Bate-me à porta o de 2011 — o “Velho”, o de 2010, pula-me a janela, em cinzas, sem despedidas. O “Novo” chega envolto em fraldas enrugadas de promessas de esperanças, o anúncio de vida bafejante aos olhos nunca tristes, sempre azuis, a trazer, como de costume, as mãos vazias. Já amadureci o suficiente para saber: ele nada traz que nós já não tenhamos.
Pois sim, vem ele, todo em Menino, e abanca-se no sofá. Olha-me terno, como a saber de tudo de mim, sorri balançando as perninhas ligeiras e pergunta sobre o Velho, o que foi dele. Diria-lhe muito, entre confissões cansadas de se repetir por demãos de cal de incompreensão e certa autopiedade, mas pouco de nada lhe disse, porque a palavra falada seca a língua, trava à garganta, finca-se entre os dentes, dói ao peito resfolegante. O pensamento, coitado, mais confuso do que provador feminino em véspera de Natal, despeja as suas verdades:
— Tenho os melhores amigos do mundo, a melhor família — embora sinta-me sempre irremediavelmente só — e o módico castigo de se tentar escrever escrevendo.
Entre palavras, a correria insensata, sempre de trabalho — mais do que mereço —, sempre dos outros e pouco de mim. Mesmo assim, passei a limpo as minhas faltas, ausências, cansaços e promessas não cumpridas que puseram por terra a estima de alguns menos compreensivos. Tinha que lembrar e pedir-lhes desculpas. Antes, lembrar de! Por assim dizer, lembrei de telefonema ao escritor Moacyr C. Lopes. Quem atendeu disse-me que ele estava doente e, mesmo assim, ele fez questão de falar-me. Na voz fraquinha e humilde, havia lido meu e-mail de solicitação de texto e não poderia deixar de responder-me. Chamou-me de amigo, e afirmou: tão logo melhorasse um pouquinho, tivesse a certeza, o faria com a maior alegria. Não pôde. A tal tomou-lhe conta de vez. Faleceu uma semana depois. Foi-se com o Velho. Não teve tempo. Lembrar de! Na semana passada, durante uma das 100 confraternizações em que fui convidado — cheguei atrasado ou faltei —, uma senhora, a d. Zuila, no ecoar de seus 92 anos, olhou-me nos olhos e vozeou: — A vida é breve demais... É maravilhosa, mas o que fica é sempre muito, muito pouco... Tempo, sempre o. O Menino e o Velho brincando de revezamento, como a “pular carniça”, sem dós de senhor ninguém, imagine se de mim.
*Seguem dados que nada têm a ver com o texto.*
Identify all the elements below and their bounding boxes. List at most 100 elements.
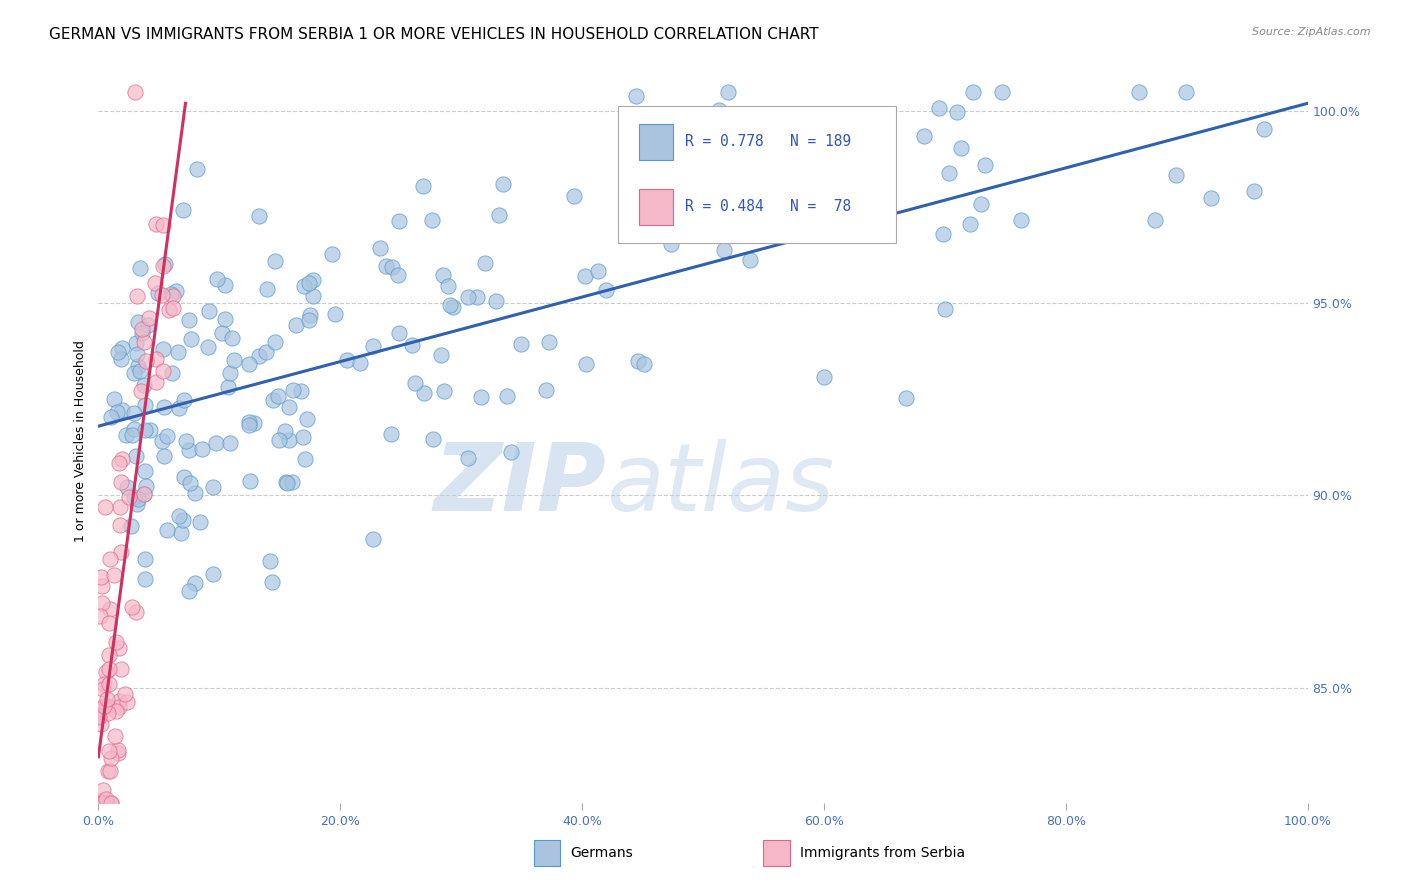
Point <box>633 357 655 371</box>
Point <box>1143 212 1166 227</box>
Point <box>291 430 314 444</box>
Point <box>218 435 240 450</box>
Point <box>118 491 141 505</box>
Point <box>122 490 145 504</box>
Point <box>131 322 153 336</box>
Point <box>100 750 122 764</box>
Point <box>457 290 479 304</box>
Point <box>323 307 346 321</box>
Point <box>132 378 155 392</box>
Point <box>146 286 169 301</box>
Point <box>1253 121 1275 136</box>
Point <box>537 334 560 349</box>
Point <box>388 326 411 341</box>
Point <box>433 384 456 399</box>
Point <box>100 796 122 810</box>
Point <box>938 166 960 180</box>
Point <box>107 742 129 756</box>
Point <box>336 353 359 368</box>
Point <box>110 475 132 490</box>
Point <box>278 434 301 448</box>
Point <box>100 796 122 810</box>
Point <box>103 392 125 406</box>
Point <box>97 706 120 720</box>
Point <box>135 353 157 368</box>
Point <box>294 452 316 467</box>
Point <box>422 433 444 447</box>
Point <box>97 796 120 810</box>
Point <box>298 277 321 291</box>
Point <box>264 335 287 350</box>
Point <box>91 796 114 810</box>
Point <box>108 500 131 514</box>
Point <box>256 282 278 296</box>
Point <box>301 289 323 303</box>
Point <box>627 353 650 368</box>
Point <box>298 313 321 327</box>
Point <box>93 698 115 713</box>
Point <box>713 243 735 257</box>
Point <box>575 357 598 371</box>
Point <box>298 309 321 323</box>
Point <box>177 443 200 458</box>
Point <box>404 376 426 391</box>
Point <box>134 487 156 501</box>
Point <box>221 331 243 345</box>
Point <box>114 687 136 701</box>
Point <box>94 792 117 806</box>
Point <box>184 486 207 500</box>
Point <box>90 596 112 610</box>
Point <box>127 315 149 329</box>
Point <box>108 694 131 708</box>
Point <box>285 318 308 332</box>
Point <box>238 415 260 429</box>
Point <box>134 479 156 493</box>
Point <box>588 264 610 278</box>
Point <box>470 390 492 404</box>
Point <box>124 85 146 99</box>
Point <box>170 525 193 540</box>
Text: ZIP: ZIP <box>433 439 606 531</box>
Point <box>1201 191 1223 205</box>
Point <box>153 449 176 463</box>
Point <box>474 255 496 269</box>
Point <box>90 578 112 592</box>
Point <box>361 532 384 546</box>
Text: GERMAN VS IMMIGRANTS FROM SERBIA 1 OR MORE VEHICLES IN HOUSEHOLD CORRELATION CHA: GERMAN VS IMMIGRANTS FROM SERBIA 1 OR MO… <box>49 27 818 42</box>
Point <box>90 717 112 731</box>
Point <box>186 162 208 177</box>
Point <box>111 402 134 417</box>
Point <box>134 551 156 566</box>
Point <box>165 285 187 299</box>
Point <box>928 101 950 115</box>
Point <box>97 764 120 778</box>
Point <box>388 213 411 227</box>
Point <box>93 677 115 691</box>
Point <box>799 119 821 133</box>
Point <box>495 389 517 403</box>
Point <box>894 391 917 405</box>
Point <box>219 366 242 380</box>
Point <box>103 568 125 582</box>
Point <box>368 241 391 255</box>
Point <box>934 301 956 316</box>
Point <box>97 744 120 758</box>
Point <box>157 302 180 317</box>
Point <box>131 326 153 341</box>
Point <box>108 640 131 655</box>
Point <box>93 796 115 810</box>
Point <box>110 351 132 366</box>
Point <box>162 301 184 316</box>
Point <box>238 418 260 433</box>
Point <box>96 699 118 714</box>
Text: Source: ZipAtlas.com: Source: ZipAtlas.com <box>1253 27 1371 37</box>
Point <box>191 442 214 456</box>
Point <box>98 662 121 676</box>
Point <box>485 294 508 309</box>
Point <box>150 287 173 301</box>
Text: Germans: Germans <box>569 846 633 860</box>
Point <box>107 700 129 714</box>
Point <box>1128 85 1150 99</box>
Point <box>145 217 167 231</box>
Point <box>274 475 297 489</box>
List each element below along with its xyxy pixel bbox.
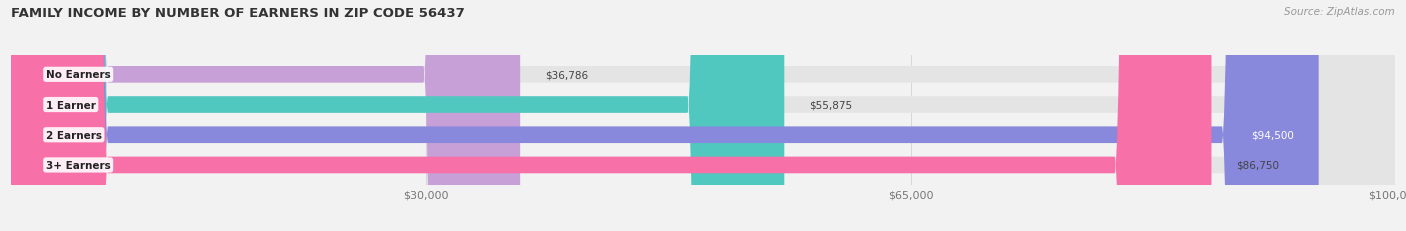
FancyBboxPatch shape [11,0,1395,231]
Text: Source: ZipAtlas.com: Source: ZipAtlas.com [1284,7,1395,17]
FancyBboxPatch shape [11,0,1395,231]
FancyBboxPatch shape [11,0,1395,231]
Text: $55,875: $55,875 [810,100,852,110]
FancyBboxPatch shape [11,0,785,231]
Text: $94,500: $94,500 [1251,130,1294,140]
Text: $86,750: $86,750 [1236,160,1279,170]
FancyBboxPatch shape [11,0,1395,231]
FancyBboxPatch shape [11,0,1212,231]
Text: No Earners: No Earners [46,70,111,80]
Text: 1 Earner: 1 Earner [46,100,96,110]
Text: 3+ Earners: 3+ Earners [46,160,111,170]
Text: $36,786: $36,786 [546,70,588,80]
FancyBboxPatch shape [11,0,1319,231]
Text: FAMILY INCOME BY NUMBER OF EARNERS IN ZIP CODE 56437: FAMILY INCOME BY NUMBER OF EARNERS IN ZI… [11,7,465,20]
FancyBboxPatch shape [11,0,520,231]
Text: 2 Earners: 2 Earners [46,130,101,140]
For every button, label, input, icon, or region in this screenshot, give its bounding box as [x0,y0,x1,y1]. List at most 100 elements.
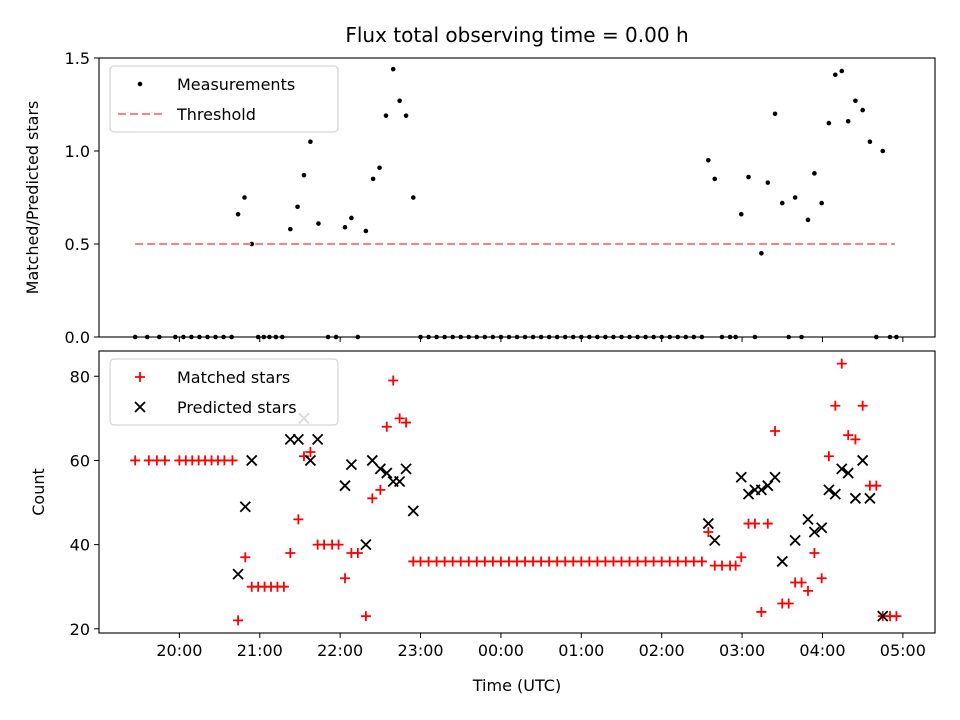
data-point [292,433,304,446]
data-point [833,72,838,78]
data-point [776,555,788,568]
x-tick-label: 04:00 [799,641,845,660]
data-point [805,217,811,223]
chart-title: Flux total observing time = 0.00 h [345,23,688,47]
y-axis-label-count: Count [29,468,48,516]
data-point [839,68,845,74]
data-point [312,433,324,446]
data-point [288,226,293,232]
data-point [864,492,876,504]
data-point [370,176,376,182]
data-point [802,585,813,596]
data-point [735,471,747,483]
data-point [702,517,714,530]
data-point [394,475,406,488]
data-point [796,577,807,588]
data-point [381,467,393,479]
y-tick-label: 20 [70,620,90,639]
legend: Measurements Threshold [109,65,339,133]
top-panel: 0.0 0.5 1.0 1.5 Matched/Predicted stars Measu… [23,49,936,347]
data-point [367,493,378,504]
data-point [130,455,141,466]
data-point [305,447,316,458]
data-point [857,454,869,467]
y-tick-label: 0.0 [65,328,90,347]
data-point [397,98,402,104]
data-point [159,455,170,466]
data-point [360,611,371,622]
data-point [360,538,372,551]
data-point [239,501,251,513]
data-point [401,417,412,428]
data-point [819,200,824,206]
legend-label: Predicted stars [177,398,297,417]
data-point [388,375,399,386]
y-tick-label: 60 [70,451,90,470]
data-point [342,224,348,230]
y-tick-label: 1.5 [65,49,90,68]
data-point [349,215,354,221]
data-point [860,107,865,113]
data-point [816,573,827,584]
axes-frame [98,57,936,338]
legend-swatch [135,372,145,382]
data-point [403,113,409,118]
data-point [772,111,778,117]
data-point [853,98,858,104]
data-point [877,610,889,622]
data-point [842,467,854,479]
data-point [759,251,764,256]
data-point [857,400,868,411]
series-matched-stars [130,358,902,626]
y-tick-label: 80 [70,367,90,386]
data-point [316,221,321,226]
y-axis-label-ratio: Matched/Predicted stars [23,101,42,295]
data-point [843,430,854,441]
data-point [227,455,238,466]
data-point [826,120,832,126]
legend-label: Threshold [176,105,256,124]
data-point [407,505,419,517]
data-point [779,200,785,206]
data-point [762,518,773,529]
data-point [749,518,760,529]
data-point [769,471,781,483]
y-tick-label: 40 [70,536,90,555]
data-point [809,548,820,559]
x-tick-label: 03:00 [719,641,765,660]
data-point [374,463,386,475]
data-point [242,195,247,200]
data-point [808,526,821,538]
data-point [770,425,781,436]
x-tick-label: 05:00 [880,641,926,660]
x-tick-label: 21:00 [237,641,283,660]
data-point [789,534,801,547]
data-point [339,573,350,584]
data-point [830,400,841,411]
data-point [736,552,747,563]
data-point [850,434,861,445]
data-point [836,358,847,369]
data-point [891,611,902,622]
data-point [765,180,771,185]
x-tick-label: 00:00 [478,641,524,660]
data-point [394,413,405,424]
data-point [400,463,412,475]
data-point [233,615,244,626]
data-point [249,241,255,247]
data-point [696,556,707,567]
bottom-panel: 20 40 60 80 20:00 21:00 22:00 23:00 00:00 01:00 02… [29,350,936,660]
data-point [738,211,744,217]
y-tick-label: 1.0 [65,142,90,161]
data-point [352,548,363,559]
data-point [285,548,296,559]
data-point [730,560,741,571]
data-point [304,454,317,467]
data-point [756,606,767,617]
data-point [845,118,851,124]
data-point [240,552,251,563]
data-point [381,421,392,432]
data-point [849,492,862,504]
data-point [235,211,241,217]
y-tick-label: 0.5 [65,235,90,254]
Às palavras da d. Zuila, deu-se a melódia: a incompletude de vida baixou-me em cortina. A lua, toda céu, insinuava ondas no mar. Desfiando a história de Aaba, que começou na Cachoeira do Riacho do Sangue, rompeu-me o coração alfinetado de saudades — não há uma única lembrança que não me doa —, o desejo de saltar no escuro, a esfolhar uma a uma da mealhas de meus dias, desfazer-me dos trilhos seguros, largar por aí os entulhos às costas, desmanchar os escritos, continuar a apaixonar-me, como desde garoto, pela desconhecida que me passa na rua, mesmo quando ela nunca o fora nem jamais o será por mim. Amar, um dia — ou dois, ganhar o mundo, perder a vida, sumir! Ora, como me lembra a princesa Isadora, das Claráguas del Noroña, na voz de Manoel de Barros: “Tenho em mim esse atraso de nascença.”
Daí que o improviso dessa crônica berce sem atrasos ou pudores e seja absolutamente branco, como se não existisse, nem fosse legível, como não se pudesse guardar. Que se queime, que se rasgue, que seja esquecido, que carregue do cimo distante a paz mais incômoda. Que chegue como sorriso tatuado na testa, a desconstruir espíritos, a apagar velas, a torcer orelhas, a beber-lhes da carne. Assim, verei aquele Menino se ir, veloz, mas marcando em definitivo a única coisa que nos pertence realmente nesta vida: o mais que imperfeito e impaciente agora!